Nancy Pelosi is not perfect. But she is bold and passionate and I believe committed to ending this war; and committed to stripping the Bush administration and its agents-of-destruction of the power to continue to wage this war with a blank check and the empty threat that disagreeing with staying the course in Iraq is not supportive of our troops.
As far as I can remember, she was among the first, if not the first congressperson, to say that the president was incompetent on network television in the aftermath of Katrina. And when she backed Jack Murtha to be elected to House Majority Leader I believe she did that because she felt she needed to take a stand with the one man who went out there alone to say this war is wrong and that the Bush administration had lost it's way -- even though she likely knew that he wouldn't have enough votes in the House. She led by doing what she thought was right even if it meant she was going to lose and even be momentarily weakened by not wining her first battle as Speaker.
Oh yeah, and Nancy Pelosi is not just the Congresswoman from the 8th District.
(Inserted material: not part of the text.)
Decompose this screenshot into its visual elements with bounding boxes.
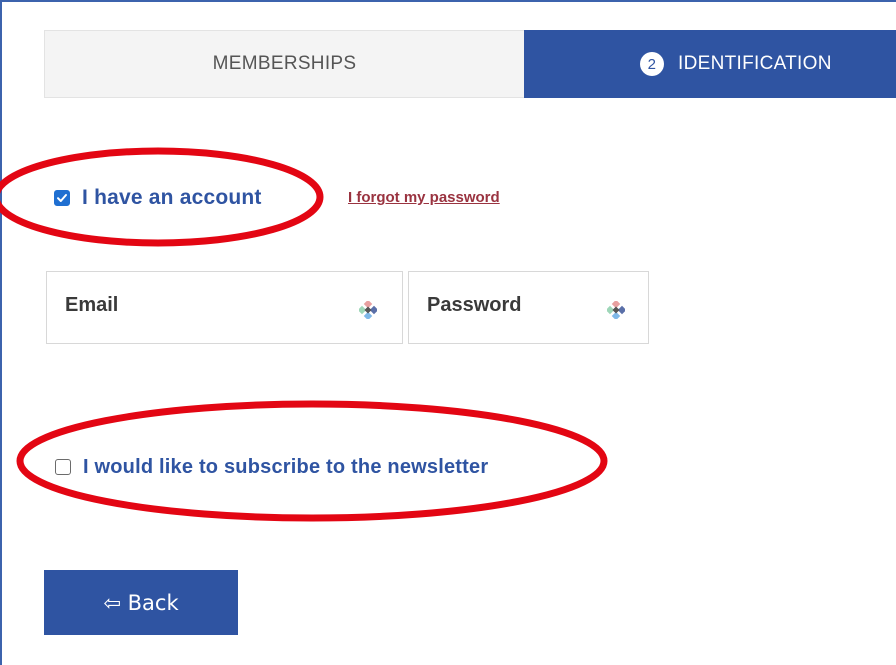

She is the first woman Speaker of the House. And I would argue strongly that she has proven she is worth fighting for and with. I would argue that she does want this administration to be held accountable. And that your running against her in 2008 will siphon off time and energy campaigning against you that will be better spent fighting in Washington against this war, for our environment, against spying on ordinary Americans and for the education of our children and for the countless other issues in desperate need of her full attention.
And as long as I am at it, I would also say that you marginalize your own voice and your own power by picking this fight -- because I am sure you know that you will be attacked from all sides as a left-wing crazy who has lost her way, and Cindy, that is the real tragedy in all of this. Because you have already achieved more than any politician could ever accomplish. With your one simple question two long summers ago from a ditch on the side of the road, you were able to turn that ditch into a mountaintop from which we all heard your voice and in an instant you shifted the national conversation. No one else has done that.
So why not use that power to help Nancy Pelosi find her mountaintop. I believe she has earned that and that you have earned the right to help show her how to climb it.